A balloon popped in a room This question is Question 23 from CAP exam 2017.
An inflated balloon, filled with a gas of temperature T, is held in a room with the same temperature.  If we make a small hole on the side of the balloon and let the gas escape, which statement is true about the temperature T’ of the gas right after leaving the balloon?
The correct answer according to the solutions is "T′> T". However, I cannot imagine why this would be the case.
By all reasoning, this is an adiabatic expansion. That means $PV^\gamma$ is conserved. Since $\gamma$ is bigger than $1$, this means that $PV$ should decrease when $P$ decreases, and thus temperature should decrease.
As another reasoning, the gas inside is doing work by expanding outwards, and thus the energy would decrease.
 A: You are correct in saying that the gas remaining at any time within the balloon has experienced an adiabatic reversible expansion, so its temperature is cooler than initially.  But, the problem does not appear to be asking you to compare the temperature of the gas exiting the hole at any time with the temperature at time zero.  It seems to be asking you to compare the temperature of the gas exiting the hole at time t with the temperature of the gas remaining within the balloon at time t.  
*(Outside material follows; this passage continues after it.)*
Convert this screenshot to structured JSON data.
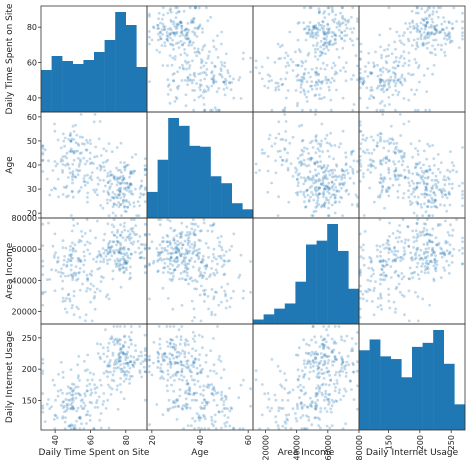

The gas passing through the hole at time t is experiencing a change in pressure at constant enthalpy per unit mass.  This is the so-called Joule Thomson effect, and the change in the gas temperature is determined by the Joule-Thomson coefficient:  the partial derivative of temperature with respect to pressure at constant enthalpy.  For an ideal gas, this is zero, but, for most real gases at room temperature and approximately atmospheric pressure, the Joule-Thomson coefficient is positive.  In my judgment, this is what the problem statement was driving at.  In any event, it was a pretty ambiguous (crappy) statement, since, for a handful of gases under these conditions (e.g., He and H2), the JT coefficient is negative.